Listening to Metropolitan Trading Company (MTC) CEO Keith Atkins, one might think the City of Johannesburg had brought its street traders under control.
British-born Atkins has inherited daunting challenges from Rory Robertshaw, the previous head of the council-owned MTC. After piloting the city’s first “modern” market in Yeoville’s Rockey Street for R5-million, Robertshaw called it quits.
Atkins’s job is to bring order to the small, closely-knit world of hawking in Johannesburg by shifting traders from pavements and other unregulated areas to the more limited space of the newly built markets.
But “illegal” traders deeply resent what they view as the unjust confiscation of their goods by the metropolitan police. They continue to pay their monthly rentals, but 90% still operate outside the formal markets.
If one talks to Soweto-born Jabulani “Jomo” Nkomo of the newly-formed Traders Crisis Committee (TCC), it seems the control institutions have lost control. A former Soweto Student Representative Council leader during the 1976 student uprisings, Nkomo carries a pamphlet reading: “Metro police, stop stealing our stock. Your markets policy has failed.” He had a police permit giving the go-ahead for the “great hawkers’ march” on Wednesday.
Demanding proper dialogue with the authorities, the leaflet complains that a secret council document, never discussed with traders, openly speaks of forcing all street traders into markets.
Street trading had been banned in 27 suburbs and precincts and “thousands of breadwinners had their stock plundered”. No trader had been convicted in a court of law, and no confiscated goods had been auctioned, as legally required, the leaflet claimed.
It said a document handed to mayor Amos Masondo had spoken of 808 traders in the Johannesburg CBD, while there were closer to 8 000. Those forced into the Bree Street Mall — where by the MTC’s admission, 200 stalls were not viable — had run up rent arrears of R1,2-million, where they had previously had no debts.
The emergence of the TCC has highlighted the viper’s nest of organisational and personal rivalries among hawkers’ representatives in Johannesburg. It includes some — but not all — leaders of the African Council of Hawkers and Informal Business (Achib), the Gauteng Hawkers Association (GHA) and the city-initiated Informal Business Forum (IBF).
The TCC’s leading lights are GHA general secretary Nkomo; Achib’s general secretary, Livingstone Mantanga; and Edmund Elias of the IBF. By spearheading the new body, they have put themselves in conflict with some of the most powerful figures in the informal sector.

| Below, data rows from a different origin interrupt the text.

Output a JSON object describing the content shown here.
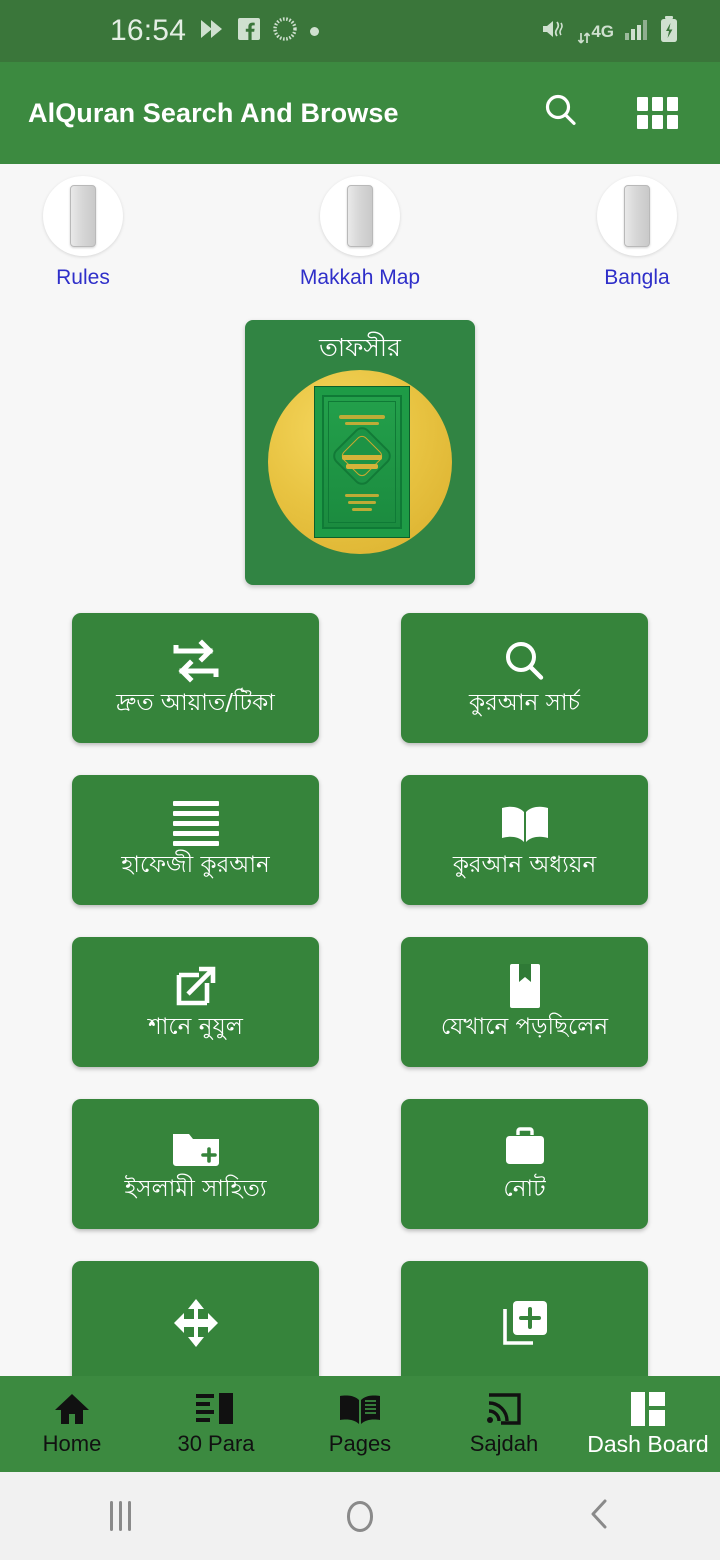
{
  "status_bar": {
    "time": "16:54",
    "left_icons": [
      "play-badge-icon",
      "facebook-icon",
      "sunburst-icon",
      "dot-icon"
    ],
    "network_type": "4G",
    "right_icons": [
      "mute-vibrate-icon",
      "data-transfer-icon",
      "signal-bars-icon",
      "battery-charging-icon"
    ],
    "background": "#3a763a"
  },
  "app_bar": {
    "title": "AlQuran Search And Browse",
    "search_icon": "search-icon",
    "apps_icon": "apps-grid-icon",
    "background": "#3c8a40"
  },
  "toggles": [
    {
      "label": "Rules",
      "icon": "book-spine-icon"
    },
    {
      "label": "Makkah Map",
      "icon": "book-spine-icon"
    },
    {
      "label": "Bangla",
      "icon": "book-spine-icon"
    }
  ],
  "toggle_label_color": "#2f2fc9",
  "tafsir_card": {
    "title": "তাফসীর",
    "image": "quran-book-on-gold-circle",
    "background": "#318443"
  },
  "features": [
    {
      "label": "দ্রুত আয়াত/টিকা",
      "icon": "repeat-arrows-icon"
    },
    {
      "label": "কুরআন সার্চ",
      "icon": "search-icon"
    },
    {
      "label": "হাফেজী কুরআন",
      "icon": "list-lines-icon"
    },
    {
      "label": "কুরআন অধ্যয়ন",
      "icon": "open-book-icon"
    },
    {
      "label": "শানে নুযুল",
      "icon": "external-link-icon"
    },
    {
      "label": "যেখানে পড়ছিলেন",
      "icon": "bookmark-icon"
    },
    {
      "label": "ইসলামী সাহিত্য",
      "icon": "folder-add-icon"
    },
    {
      "label": "নোট",
      "icon": "briefcase-icon"
    },
    {
      "label": "",
      "icon": "move-arrows-icon"
    },
    {
      "label": "",
      "icon": "library-add-icon"
    }
  ],
  "feature_button_color": "#36843b",
  "bottom_nav": {
    "items": [
      {
        "label": "Home",
        "icon": "home-icon",
        "active": false
      },
      {
        "label": "30 Para",
        "icon": "para-list-icon",
        "active": false
      },
      {
        "label": "Pages",
        "icon": "open-book-icon",
        "active": false
      },
      {
        "label": "Sajdah",
        "icon": "cast-icon",
        "active": false
      },
      {
        "label": "Dash Board",
        "icon": "dashboard-grid-icon",
        "active": true
      }
    ],
    "background": "#3c8a40"
  },
  "system_nav": {
    "recents": "recents-icon",
    "home": "home-circle-icon",
    "back": "back-chevron-icon"
  }
}
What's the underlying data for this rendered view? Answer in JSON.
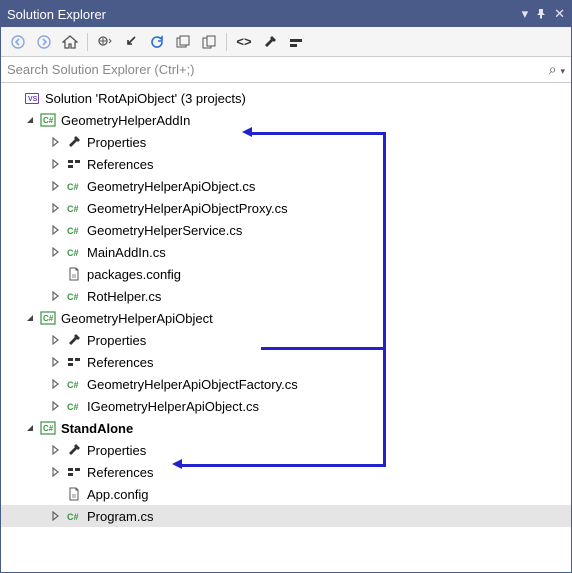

Achib president Lawrence Mavundla has ruled his organisation for 17 years, and takes an extremely dim view of internal and external competition. To his mind all other formations are Achib splinter groups.
Other power brokers whose noses are out of joint include Mannetjies Solomon of the GHA, and IBF president Churchill Mrasi, the latter a shebeen king and former leader of liquor traders who disagrees with street protests.
TCC leader Elias, who moves around the city collecting tales of police confiscations from hawkers, has an interesting history. The son of a Johannesburg tycoon, this well-travelled man is said to have blown his parents’ fortune. He now sells books and magazines on the streets, has lost weight and no longer drives a yellow Mercedes-Benz. A gifted writer and strong believer in hawker unity, he was expelled by Solomon from the GHA after he joined Mrasi at the IBF.
Their direct experience of the crackdown binds the TCC leaders together. Nkomo, a hawker who sells such products as Chinese slimming tea and cockroach poison, could be forced to vacate his shack in Vlakfontein and return to his home in Zola, Soweto.
Although the march, which proceeded from the Library Gardens to the Johannesburg city council offices on Wednesday, did not have the blessing of the three organisations’ upper echelons, President Thabo Mbeki was aware of it, Nkomo said. He said he, Mantanga and Elias recently met an official of the presidency at government offices in Pretoria to discuss the crisis facing Johannesburg’s street traders.
“People have tried to stop the march, but God is on our side,” he insisted. “Mannetjies [Solomon] tried to stop it, but he failed. The people of Von Brandis Street asked me to act.”
Mantanga read out a press statement penned by Elias: “A crisis committee was elected by hundreds of Johannesburg street and market traders … Johannesburg needs to understand that street trading is permanent … The purpose is to bring city policies in line with the national government’s policy on developing and empowering the second economy.”